PORTLAND, 3rd duke of

William Henry Cavendish Bentinck

b. 14 Apr 1738
d. 30 Oct 1809, Bulstrode, Buckinghamshire

Ministerial offices: Lord Chamberlain of the Household (12 Jul 1765 - Dec 1766)
Lord Lieutenant of Ireland (8 Apr 1782 - 15 Sep 1782)
First Lord Commissioner of the Treasury (2 Apr 1783 - 18 Dec 1783, 31 Mar 1807 - 4 Oct 1809)
Leader of the House of Lords (2 Apr 1783 - 18 Dec 1783)
Home Secretary (11 Jul 1794 - 30 Jul 1801)
Lord President of the Council (30 Jul 1801 - 14 Jan 1805)
Names/titles: 3rd Duke of Portland [from 1 May 1762]; Marquess of Titchfield, Earl of Portland, Viscount Woodstock, Baron Cirencester
Biography:

Educated at Westminster School and Christ Church College, Oxford, William Henry Cavendish was elected to the House of Commons in 1761, but ceased being an MP on 1 May 1762, when he succeeded his father as the 3rd Duke of Portland and went to the House of Lords. He briefly served as Lord Chamberlain (1765-1766) and Lord Lieutenant of Ireland (1782). In 1766 Portland married a daughter of the former prime minister, the Duke of Devonshire.
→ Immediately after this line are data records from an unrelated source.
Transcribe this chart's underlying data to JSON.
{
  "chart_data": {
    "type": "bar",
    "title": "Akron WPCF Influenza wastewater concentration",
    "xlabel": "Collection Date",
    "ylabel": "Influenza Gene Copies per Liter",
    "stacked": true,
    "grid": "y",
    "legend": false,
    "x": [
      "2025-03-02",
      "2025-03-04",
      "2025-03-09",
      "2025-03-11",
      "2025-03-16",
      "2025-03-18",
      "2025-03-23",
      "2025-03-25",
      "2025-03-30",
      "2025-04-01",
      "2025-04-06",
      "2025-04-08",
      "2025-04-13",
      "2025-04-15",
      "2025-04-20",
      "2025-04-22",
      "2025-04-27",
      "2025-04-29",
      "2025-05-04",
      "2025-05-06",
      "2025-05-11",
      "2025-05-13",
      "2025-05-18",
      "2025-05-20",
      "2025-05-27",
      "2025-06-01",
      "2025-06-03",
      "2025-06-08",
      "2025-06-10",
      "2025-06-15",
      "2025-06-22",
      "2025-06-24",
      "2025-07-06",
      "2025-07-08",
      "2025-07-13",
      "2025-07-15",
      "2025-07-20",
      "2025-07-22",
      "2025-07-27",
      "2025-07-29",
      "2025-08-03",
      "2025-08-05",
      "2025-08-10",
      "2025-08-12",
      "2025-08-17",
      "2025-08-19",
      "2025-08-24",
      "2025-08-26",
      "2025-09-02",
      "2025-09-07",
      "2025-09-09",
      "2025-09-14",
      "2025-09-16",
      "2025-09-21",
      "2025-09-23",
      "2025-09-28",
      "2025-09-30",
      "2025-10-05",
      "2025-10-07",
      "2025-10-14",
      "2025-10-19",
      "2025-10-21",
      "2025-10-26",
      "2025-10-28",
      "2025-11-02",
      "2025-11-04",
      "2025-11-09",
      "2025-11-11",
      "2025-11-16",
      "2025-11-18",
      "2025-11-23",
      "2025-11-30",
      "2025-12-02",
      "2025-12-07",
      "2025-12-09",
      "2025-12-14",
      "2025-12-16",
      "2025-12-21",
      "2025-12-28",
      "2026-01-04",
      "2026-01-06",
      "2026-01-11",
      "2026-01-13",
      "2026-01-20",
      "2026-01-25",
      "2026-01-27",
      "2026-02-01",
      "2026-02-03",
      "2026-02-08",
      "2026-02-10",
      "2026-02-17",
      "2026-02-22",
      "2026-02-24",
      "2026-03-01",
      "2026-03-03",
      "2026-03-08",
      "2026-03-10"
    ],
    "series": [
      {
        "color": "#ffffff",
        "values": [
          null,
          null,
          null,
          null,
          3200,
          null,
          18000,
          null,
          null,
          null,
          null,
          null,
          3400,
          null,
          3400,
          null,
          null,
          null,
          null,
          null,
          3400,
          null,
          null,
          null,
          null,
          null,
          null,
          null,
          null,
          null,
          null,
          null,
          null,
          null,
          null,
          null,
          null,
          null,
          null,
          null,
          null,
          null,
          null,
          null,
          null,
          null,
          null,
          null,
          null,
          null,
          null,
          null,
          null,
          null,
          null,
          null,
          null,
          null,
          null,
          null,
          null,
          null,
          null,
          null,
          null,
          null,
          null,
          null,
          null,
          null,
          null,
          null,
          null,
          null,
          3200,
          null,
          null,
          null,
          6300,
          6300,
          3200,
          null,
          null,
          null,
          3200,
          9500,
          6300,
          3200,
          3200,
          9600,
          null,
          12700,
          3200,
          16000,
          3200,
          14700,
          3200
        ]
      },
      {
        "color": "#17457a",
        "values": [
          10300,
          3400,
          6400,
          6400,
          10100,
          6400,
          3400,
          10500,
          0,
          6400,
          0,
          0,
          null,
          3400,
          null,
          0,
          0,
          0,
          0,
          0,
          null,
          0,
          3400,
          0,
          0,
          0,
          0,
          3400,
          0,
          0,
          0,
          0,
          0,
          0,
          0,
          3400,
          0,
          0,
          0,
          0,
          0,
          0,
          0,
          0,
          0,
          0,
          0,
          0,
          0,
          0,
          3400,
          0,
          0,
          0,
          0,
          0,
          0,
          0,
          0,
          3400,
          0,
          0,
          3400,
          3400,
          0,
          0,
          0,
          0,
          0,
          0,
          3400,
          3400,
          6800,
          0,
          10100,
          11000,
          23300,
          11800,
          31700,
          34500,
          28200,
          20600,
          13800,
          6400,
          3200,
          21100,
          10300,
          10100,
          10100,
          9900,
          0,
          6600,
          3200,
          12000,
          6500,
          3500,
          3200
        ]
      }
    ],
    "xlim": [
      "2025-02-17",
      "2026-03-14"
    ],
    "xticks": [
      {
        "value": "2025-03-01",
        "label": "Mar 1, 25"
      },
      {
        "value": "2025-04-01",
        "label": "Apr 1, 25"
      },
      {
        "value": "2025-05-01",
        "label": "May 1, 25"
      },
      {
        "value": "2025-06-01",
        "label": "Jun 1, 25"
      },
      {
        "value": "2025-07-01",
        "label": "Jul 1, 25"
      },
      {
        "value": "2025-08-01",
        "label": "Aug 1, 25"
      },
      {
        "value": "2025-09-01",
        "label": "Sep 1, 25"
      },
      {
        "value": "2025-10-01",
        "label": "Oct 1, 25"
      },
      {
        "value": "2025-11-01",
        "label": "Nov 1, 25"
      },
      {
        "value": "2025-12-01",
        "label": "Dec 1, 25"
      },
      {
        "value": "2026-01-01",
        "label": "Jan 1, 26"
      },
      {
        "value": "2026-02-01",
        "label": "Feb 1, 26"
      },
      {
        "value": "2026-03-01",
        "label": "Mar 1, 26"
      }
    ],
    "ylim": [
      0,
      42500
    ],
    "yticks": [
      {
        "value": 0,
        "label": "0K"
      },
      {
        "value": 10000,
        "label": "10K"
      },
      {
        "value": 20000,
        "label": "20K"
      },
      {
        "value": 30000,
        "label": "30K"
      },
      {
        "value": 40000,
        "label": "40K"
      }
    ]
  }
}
With only limited ministerial experience Portland was appointed (2 Apr 1783) First Lord of the Treasury and became prime minister to act as a figurehead for the Fox-North coalition. He had the support of the King, but George III was awaiting a chance to appoint William Pitt the Younger prime minister. Portland showed independence in pulling together his Cabinet but his India Bill, seeking administrative reforms, while passed (9 Dec 1783) by the House of Commons, was defeated (17 Dec 1783) in the House of Lords at the instigation of the King. On 18 Dec 1783 Portland's ministry was dismissed by the King, who sent out messengers to collect the seals of office, rather than bothering with an audience.
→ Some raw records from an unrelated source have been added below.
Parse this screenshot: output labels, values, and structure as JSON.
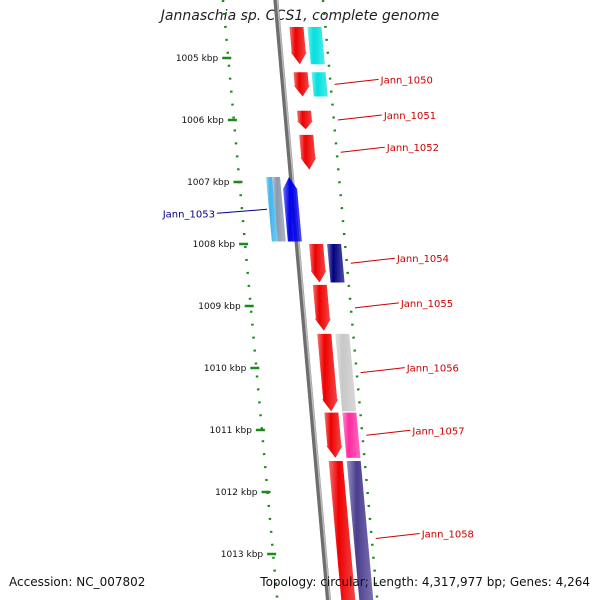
{
  "title": "Jannaschia sp. CCS1, complete genome",
  "footer": {
    "accession_label": "Accession:",
    "accession": "NC_007802",
    "topology_label": "Topology:",
    "topology": "circular",
    "length_label": "Length:",
    "length": "4,317,977 bp",
    "genes_label": "Genes:",
    "genes": "4,264"
  },
  "colors": {
    "backbone": "#8a8a8a",
    "tick": "#1a8a1a",
    "forward_label": "#cc0000",
    "reverse_label": "#00008b",
    "cds": "#ee0000",
    "cyan": "#00e0e0",
    "light_blue": "#3fb5ee",
    "steel": "#8a9aae",
    "blue": "#0000ee",
    "navy": "#000080",
    "grey": "#c8c8c8",
    "magenta": "#ff2aa0",
    "purple": "#4b3d8f"
  },
  "ticks": [
    {
      "label": "1005 kbp",
      "kbp": 1005
    },
    {
      "label": "1006 kbp",
      "kbp": 1006
    },
    {
      "label": "1007 kbp",
      "kbp": 1007
    },
    {
      "label": "1008 kbp",
      "kbp": 1008
    },
    {
      "label": "1009 kbp",
      "kbp": 1009
    },
    {
      "label": "1010 kbp",
      "kbp": 1010
    },
    {
      "label": "1011 kbp",
      "kbp": 1011
    },
    {
      "label": "1012 kbp",
      "kbp": 1012
    },
    {
      "label": "1013 kbp",
      "kbp": 1013
    }
  ],
  "genes": [
    {
      "id": "top-cds",
      "label": "",
      "strand": "+",
      "start_kbp": 1004.5,
      "end_kbp": 1005.1,
      "color": "cds",
      "arrow": true
    },
    {
      "id": "Jann_1050",
      "label": "Jann_1050",
      "strand": "+",
      "start_kbp": 1005.23,
      "end_kbp": 1005.62,
      "color": "cds",
      "arrow": true
    },
    {
      "id": "Jann_1051",
      "label": "Jann_1051",
      "strand": "+",
      "start_kbp": 1005.85,
      "end_kbp": 1006.15,
      "color": "cds",
      "arrow": true
    },
    {
      "id": "Jann_1052",
      "label": "Jann_1052",
      "strand": "+",
      "start_kbp": 1006.24,
      "end_kbp": 1006.8,
      "color": "cds",
      "arrow": true
    },
    {
      "id": "Jann_1053",
      "label": "Jann_1053",
      "strand": "-",
      "start_kbp": 1006.92,
      "end_kbp": 1007.96,
      "color": "blue",
      "arrow": true
    },
    {
      "id": "Jann_1054",
      "label": "Jann_1054",
      "strand": "+",
      "start_kbp": 1008.0,
      "end_kbp": 1008.62,
      "color": "cds",
      "arrow": true
    },
    {
      "id": "Jann_1055",
      "label": "Jann_1055",
      "strand": "+",
      "start_kbp": 1008.66,
      "end_kbp": 1009.4,
      "color": "cds",
      "arrow": true
    },
    {
      "id": "Jann_1056",
      "label": "Jann_1056",
      "strand": "+",
      "start_kbp": 1009.45,
      "end_kbp": 1010.7,
      "color": "cds",
      "arrow": true
    },
    {
      "id": "Jann_1057",
      "label": "Jann_1057",
      "strand": "+",
      "start_kbp": 1010.72,
      "end_kbp": 1011.45,
      "color": "cds",
      "arrow": true
    },
    {
      "id": "Jann_1058",
      "label": "Jann_1058",
      "strand": "+",
      "start_kbp": 1011.5,
      "end_kbp": 1014.0,
      "color": "cds",
      "arrow": false
    }
  ],
  "cog_bars": [
    {
      "strand": "+",
      "start_kbp": 1004.5,
      "end_kbp": 1005.1,
      "color": "cyan"
    },
    {
      "strand": "+",
      "start_kbp": 1005.23,
      "end_kbp": 1005.62,
      "color": "cyan"
    },
    {
      "strand": "+",
      "start_kbp": 1008.0,
      "end_kbp": 1008.62,
      "color": "navy"
    },
    {
      "strand": "+",
      "start_kbp": 1009.45,
      "end_kbp": 1010.7,
      "color": "grey"
    },
    {
      "strand": "+",
      "start_kbp": 1010.72,
      "end_kbp": 1011.45,
      "color": "magenta"
    },
    {
      "strand": "+",
      "start_kbp": 1011.5,
      "end_kbp": 1014.0,
      "color": "purple"
    },
    {
      "strand": "-",
      "start_kbp": 1006.92,
      "end_kbp": 1007.96,
      "color": "light_blue"
    },
    {
      "strand": "-",
      "start_kbp": 1006.92,
      "end_kbp": 1007.96,
      "color": "steel"
    }
  ]
}
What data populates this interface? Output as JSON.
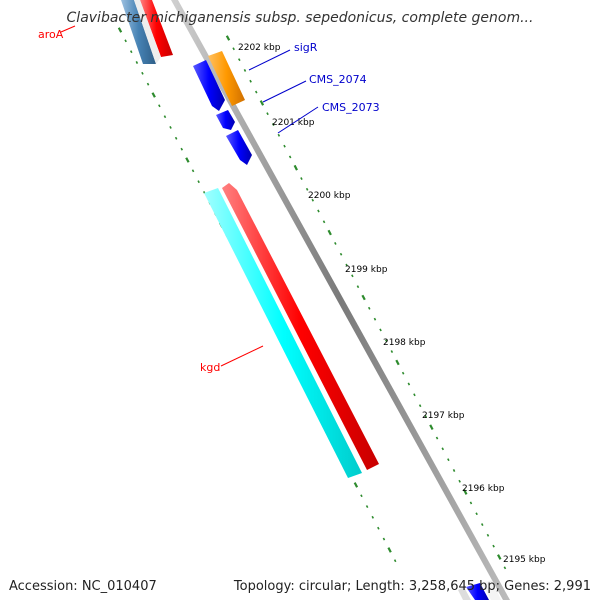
{
  "title": "Clavibacter michiganensis subsp. sepedonicus, complete genom...",
  "footer": {
    "accession": "Accession: NC_010407",
    "summary": "Topology: circular; Length: 3,258,645 bp; Genes: 2,991"
  },
  "colors": {
    "backbone": "#8a8a8a",
    "ticks": "#2e8b2e",
    "gene_red": "#ff0000",
    "gene_cyan": "#00ffff",
    "gene_blue": "#0000ff",
    "gene_orange": "#ff9900",
    "gene_steelblue": "#4682b4",
    "label_red": "#ff0000",
    "label_blue": "#0000cc"
  },
  "scale_labels": [
    "2202 kbp",
    "2201 kbp",
    "2200 kbp",
    "2199 kbp",
    "2198 kbp",
    "2197 kbp",
    "2196 kbp",
    "2195 kbp"
  ],
  "gene_labels": [
    {
      "text": "aroA",
      "color": "red"
    },
    {
      "text": "sigR",
      "color": "blue"
    },
    {
      "text": "CMS_2074",
      "color": "blue"
    },
    {
      "text": "CMS_2073",
      "color": "blue"
    },
    {
      "text": "kgd",
      "color": "red"
    }
  ]
}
After being out of office for eleven years Portland joined Pitt's administration as Home Secretary (1794-1801), and subsequently Henry Addington's and then again Pitt's administration as Lord President of the Council (1801-1805). In early 1807 he was appointed First Lord of the Treasury and made prime minister by the King to replace the unfavored William Grenville as prime minister. Again Portland became the nominal head of a tolerated but difficult and fractious Cabinet. The dispute between the Foreign Secretary, George Canning, and the Secretary for War and the Colonies, Viscount Castlereagh, culminating in a duel, was beyond the rather isolated Portland's power to control. In mid-August 1809 Portland suffered an apoplectic seizure and made only a partial recovery in the next few weeks. On 4 Oct 1809 he formally resigned the office and died within the next four weeks. Biography source: [1, pp. 69-74]


[1] "Facts About the British Prime Ministers: A Compilation of Biographical and Historical Information", ed. by Dermot Englefield, Janet Seaton, Isobel White (New York: H.W. Wilson Co., 1995).
Image: Duke of Portland, detail of an engraving by John Murphy after a painting by Sir Joshua Reynolds.